In this talk we investigate abstract integro-differential hyperbolic equations, focusing on the probabilistic representation of their solutions. Our analysis is based on fractional derivatives and non-local operators, which are powerful tools for modeling anomalous behavior and non-Markovian dynamics observed in various phenomena.

We first analyze a time-fractional version of the abstract telegraph equation (involving the Caputo derivative), restricting our analysis to positive self-adjoint operators to leverage spectral theory, which includes key operators in applications, such as the fractional Laplace operator. We derive analytical representations for the solution and provide a stochastic solution to the telegraph-diffusion equation for a specific range of the fractional parameter $\alpha$, thereby generalizing existing results.

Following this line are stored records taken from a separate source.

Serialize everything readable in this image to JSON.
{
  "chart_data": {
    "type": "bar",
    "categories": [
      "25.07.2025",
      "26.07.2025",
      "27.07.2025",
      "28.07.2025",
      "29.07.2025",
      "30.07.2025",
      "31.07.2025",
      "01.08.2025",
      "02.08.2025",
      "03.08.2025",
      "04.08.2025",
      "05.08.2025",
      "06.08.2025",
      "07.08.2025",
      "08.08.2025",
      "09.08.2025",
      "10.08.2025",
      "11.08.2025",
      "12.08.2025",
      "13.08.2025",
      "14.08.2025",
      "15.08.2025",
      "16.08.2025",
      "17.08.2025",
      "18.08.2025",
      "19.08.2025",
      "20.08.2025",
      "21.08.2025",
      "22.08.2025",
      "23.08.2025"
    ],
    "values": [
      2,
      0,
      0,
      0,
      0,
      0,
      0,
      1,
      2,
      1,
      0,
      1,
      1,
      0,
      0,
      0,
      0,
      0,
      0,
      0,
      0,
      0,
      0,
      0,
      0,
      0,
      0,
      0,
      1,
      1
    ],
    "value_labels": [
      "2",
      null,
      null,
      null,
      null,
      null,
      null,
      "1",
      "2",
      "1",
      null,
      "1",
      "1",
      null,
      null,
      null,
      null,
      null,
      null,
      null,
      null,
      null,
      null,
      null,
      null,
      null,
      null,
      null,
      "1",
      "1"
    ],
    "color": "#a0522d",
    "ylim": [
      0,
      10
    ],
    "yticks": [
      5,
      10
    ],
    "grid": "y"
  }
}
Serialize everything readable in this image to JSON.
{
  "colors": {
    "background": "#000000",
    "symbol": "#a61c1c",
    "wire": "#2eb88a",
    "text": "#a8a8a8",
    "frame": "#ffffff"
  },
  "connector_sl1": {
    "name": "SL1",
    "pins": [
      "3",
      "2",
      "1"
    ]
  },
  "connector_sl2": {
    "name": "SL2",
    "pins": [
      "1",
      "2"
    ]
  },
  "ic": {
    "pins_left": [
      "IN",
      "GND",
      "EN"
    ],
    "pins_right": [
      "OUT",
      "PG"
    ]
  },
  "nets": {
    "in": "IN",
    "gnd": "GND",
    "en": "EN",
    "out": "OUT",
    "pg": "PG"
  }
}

Furthermore, we consider the abstract Euler-Poisson-Darboux (EPD) equation, characterized by a singular time coefficient. We demonstrate that the stochastic solution to this EPD equation can be represented in terms of the solution to the abstract wave equation. Crucially, we prove that the solution to the EPD equation admits a representation by means of the Erdelyi-Kober fractional integral.

Finally, this work provides a comprehensive analysis of both time-fractional and singular-coefficient abstract telegraph-type equations, offering new analytical and stochastic representation formulas.